Dietrich dumped the slate down in front of her with a huff of disgust and swung her feet off the table. "I don't want to talk about it." Her fingers tapped over the holo-keys and her eyes flickered up to Doser. "Who's on your docket?"

"Headglitch in interrogation room eight."

"Man, who'd you piss off?"

"I stopped keeping track."

Deitrich let out a snort of a laugh. "Must be that sunny disposition of yours." Her eyes flicked to Kirk. "What, some work experience day I don't know about?"

"Witness on the case," Doser replied, giving her an exasperated look. "Mind your fuckin' business would you? Enough with the third degree."

"Alright, alright, alright. Cleared and logged." She waved them through.

They walked past, into the narrower passage beyond that branched off to various interrogation chambers. The walls weren't quite thick enough to mask to full extent of the yelling, crashing and screaming going on in here. Kirk tried not to think about it too much. Given the daily chaos that seemed to wash over this place, he wasn't surprised that some cops were willing to get a little ... heavy handed if they had to.

"And here we are," Doser muttered, stumping to a halt at one of the opaque window films. He swept his palm over a sensor at the side of the aperture, and the dark rectangle rippled out of existence, revealing a pane of reinforced glass, and a woman sitting behind it. Kirk moved closer, his hands clenching inside his pockets as he looked at her.

Maybe in her early forties, she had lank brown hair wrestled into a messy bun, her skinny frame swamped by a jacket and jeans. Her hands rested on the table in front of her, fingers picking at dirty nails. Her knuckles were bloody; her bloodshot eyes gazed blankly downward.

"Wait," Kirk glanced at Doser in confusion, "if she came here to report a crime, how the hell'd she end up in there?"
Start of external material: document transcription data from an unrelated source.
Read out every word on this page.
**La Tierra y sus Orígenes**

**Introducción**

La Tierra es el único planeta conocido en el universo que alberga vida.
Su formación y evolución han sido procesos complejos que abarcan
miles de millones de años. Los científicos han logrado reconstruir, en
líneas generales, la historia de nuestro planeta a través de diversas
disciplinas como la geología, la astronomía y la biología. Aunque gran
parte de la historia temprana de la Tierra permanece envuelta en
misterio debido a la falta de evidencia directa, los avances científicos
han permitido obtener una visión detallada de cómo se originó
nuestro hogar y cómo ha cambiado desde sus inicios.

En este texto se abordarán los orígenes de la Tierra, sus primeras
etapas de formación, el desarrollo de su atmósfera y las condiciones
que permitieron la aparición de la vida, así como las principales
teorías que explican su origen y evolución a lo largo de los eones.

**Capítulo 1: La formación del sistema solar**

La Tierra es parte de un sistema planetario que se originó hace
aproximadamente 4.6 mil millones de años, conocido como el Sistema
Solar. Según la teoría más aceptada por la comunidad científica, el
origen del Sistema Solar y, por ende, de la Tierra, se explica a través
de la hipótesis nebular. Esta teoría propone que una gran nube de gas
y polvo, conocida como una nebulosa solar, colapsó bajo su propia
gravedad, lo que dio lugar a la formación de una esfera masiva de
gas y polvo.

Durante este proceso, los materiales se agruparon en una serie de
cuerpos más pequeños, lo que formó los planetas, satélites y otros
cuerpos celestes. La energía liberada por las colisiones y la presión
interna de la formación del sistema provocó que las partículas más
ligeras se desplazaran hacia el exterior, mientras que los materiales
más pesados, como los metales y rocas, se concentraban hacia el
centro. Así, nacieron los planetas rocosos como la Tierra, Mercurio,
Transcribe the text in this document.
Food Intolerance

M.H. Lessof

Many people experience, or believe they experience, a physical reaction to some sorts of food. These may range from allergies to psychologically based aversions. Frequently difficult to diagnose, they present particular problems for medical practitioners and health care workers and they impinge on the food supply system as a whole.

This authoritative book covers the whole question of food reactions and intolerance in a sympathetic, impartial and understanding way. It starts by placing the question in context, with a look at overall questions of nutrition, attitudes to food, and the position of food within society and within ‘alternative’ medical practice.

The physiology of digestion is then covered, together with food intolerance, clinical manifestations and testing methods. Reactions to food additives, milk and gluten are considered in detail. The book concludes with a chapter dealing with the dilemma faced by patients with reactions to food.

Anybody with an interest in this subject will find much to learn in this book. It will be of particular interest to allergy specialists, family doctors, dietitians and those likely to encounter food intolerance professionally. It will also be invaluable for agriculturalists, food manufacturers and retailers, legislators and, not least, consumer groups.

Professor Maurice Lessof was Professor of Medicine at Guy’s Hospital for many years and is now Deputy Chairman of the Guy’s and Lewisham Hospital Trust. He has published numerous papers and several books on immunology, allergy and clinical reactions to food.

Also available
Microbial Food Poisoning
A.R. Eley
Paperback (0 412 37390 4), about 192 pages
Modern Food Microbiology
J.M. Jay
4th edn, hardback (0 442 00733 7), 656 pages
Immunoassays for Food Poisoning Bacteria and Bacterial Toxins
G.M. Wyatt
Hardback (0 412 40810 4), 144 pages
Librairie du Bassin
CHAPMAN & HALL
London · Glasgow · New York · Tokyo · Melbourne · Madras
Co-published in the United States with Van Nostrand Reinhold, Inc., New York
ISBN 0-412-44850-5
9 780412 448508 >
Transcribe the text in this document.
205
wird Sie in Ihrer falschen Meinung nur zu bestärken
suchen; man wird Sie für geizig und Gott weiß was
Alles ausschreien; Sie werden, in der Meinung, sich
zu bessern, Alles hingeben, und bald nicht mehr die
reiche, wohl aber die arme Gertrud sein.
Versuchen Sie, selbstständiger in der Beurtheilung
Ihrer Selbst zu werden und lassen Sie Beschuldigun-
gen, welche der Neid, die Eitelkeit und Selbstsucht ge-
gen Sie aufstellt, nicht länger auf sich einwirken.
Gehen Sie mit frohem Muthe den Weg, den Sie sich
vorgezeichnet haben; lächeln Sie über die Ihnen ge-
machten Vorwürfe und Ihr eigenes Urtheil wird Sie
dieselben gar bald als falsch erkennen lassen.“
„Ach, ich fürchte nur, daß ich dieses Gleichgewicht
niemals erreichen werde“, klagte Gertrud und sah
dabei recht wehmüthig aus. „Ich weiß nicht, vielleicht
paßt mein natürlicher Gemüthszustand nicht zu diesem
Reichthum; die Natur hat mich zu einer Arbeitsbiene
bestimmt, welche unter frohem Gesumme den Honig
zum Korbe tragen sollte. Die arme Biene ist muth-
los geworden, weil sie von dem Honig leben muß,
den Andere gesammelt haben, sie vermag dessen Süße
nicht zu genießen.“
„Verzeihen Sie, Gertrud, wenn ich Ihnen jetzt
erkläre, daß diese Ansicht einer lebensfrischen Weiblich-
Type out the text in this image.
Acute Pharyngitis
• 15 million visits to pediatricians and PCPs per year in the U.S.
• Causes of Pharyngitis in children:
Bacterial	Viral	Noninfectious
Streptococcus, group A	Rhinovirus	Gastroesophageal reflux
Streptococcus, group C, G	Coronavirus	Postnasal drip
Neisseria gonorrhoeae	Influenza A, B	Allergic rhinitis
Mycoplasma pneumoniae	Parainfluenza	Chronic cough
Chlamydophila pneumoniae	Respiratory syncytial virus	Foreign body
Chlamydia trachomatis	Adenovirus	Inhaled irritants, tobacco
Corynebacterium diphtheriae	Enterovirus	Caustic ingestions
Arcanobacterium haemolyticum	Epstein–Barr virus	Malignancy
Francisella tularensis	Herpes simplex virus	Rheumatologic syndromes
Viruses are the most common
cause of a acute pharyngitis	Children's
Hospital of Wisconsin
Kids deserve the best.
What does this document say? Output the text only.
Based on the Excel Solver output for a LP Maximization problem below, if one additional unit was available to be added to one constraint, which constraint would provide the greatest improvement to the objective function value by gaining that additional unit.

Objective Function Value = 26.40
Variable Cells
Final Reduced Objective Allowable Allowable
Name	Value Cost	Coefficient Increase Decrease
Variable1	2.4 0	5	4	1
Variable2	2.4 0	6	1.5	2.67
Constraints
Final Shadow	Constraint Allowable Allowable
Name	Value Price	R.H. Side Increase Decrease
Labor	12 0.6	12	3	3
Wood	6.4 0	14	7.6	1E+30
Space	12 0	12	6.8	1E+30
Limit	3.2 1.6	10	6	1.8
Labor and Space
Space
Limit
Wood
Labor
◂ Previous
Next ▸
"Didn't get the reception she wanted," Doser replied as he extracted two foam cups of coffee from the machine. "Some idiot gave her the cold shoulder and she beaned him with a fire extinguisher."

"Seriously?!"

"Afraid so." He smiled thinly, handing Kirk one of the coffees. "Lucky you showed up when you did, or I wouldn't have even given it a second look. Turns out nobody else was that interested, so now she's on my case-log." He turned for the door of the interrogation room.

It opened with a heavy clunk, and they both stepped inside.